Title: Efficacy of Composite-Strengthening on Axial Capacity of Concrete Subjected to Sulfate-Induced Damage
Author(s): Yongcheng Ji and Yail J. Kim
Publication: Symposium Paper
Appears on pages(s): 1-16
Keywords: Carbon fiber reinforced polymer (CFRP), Composite, Durability, Fourier transform infrared spectroscopy (FTIR), Strengthening, Sulfuric acid, Thermogravimetric analysis (TGA)
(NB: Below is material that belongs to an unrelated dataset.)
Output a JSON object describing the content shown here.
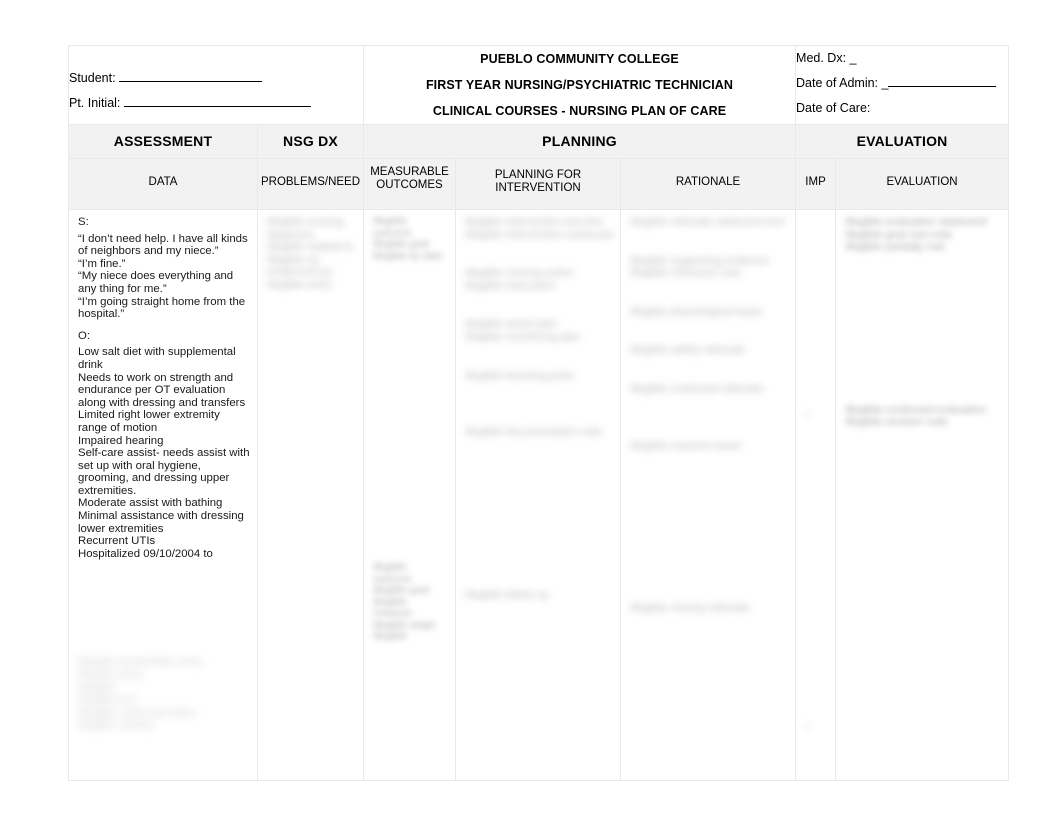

This paper presents the potential of carbon fiber reinforced polymer (CFRP) composite sheets for protecting concrete members subjected to sulfate-induced damage. Two types of concrete cylinders with and without CFRP-strengthening are immersed in a 5% sulfuric acid solution for 6 weeks, and their physical and chemical responses are comparatively studied. Also examined is the behavior of the strengthening system consisting of carbon fibers and an epoxy resin in such an environment. Test methods include Fourier transform infrared spectroscopy, thermogravimetric analysis, and destructive mechanical loading in compression. The pH values measured at 0- and 6-week exposure periods indicate that the plain concrete cylinders have actively interacted with sulfuric acid, whereas those specimens with CFRP have not. The damage induced by sulfuric acid appears to be localized at the surface level of the plain concrete, according to the qualitative examinations done by a digital microscope. The chemical responses of the epoxy and CFRP are similar in terms of functional groups, in spite of different absorbance peaks (the carbon fibers retard chemical reactions between the CFRP and sulfuric acid). The thermogravimetric analysis clarifies that the core concrete of the strengthened cylinders is protected by the CFRP, including a gradual decrease in mass with temperature that is contrary to the case of the unstrengthened concrete showing an abrupt
change in mass drop. The load-bearing capacity of the plain and strengthened concrete cylinders is reduced by 57% and 23%, respectively, because of the sulfuric acid exposure. A visual assessment on the failed cylinders supports that the concrete core is effectively protected by CFRP-strengthening, although the permeation of sulfuric acid through the CFRP-wrap occurs.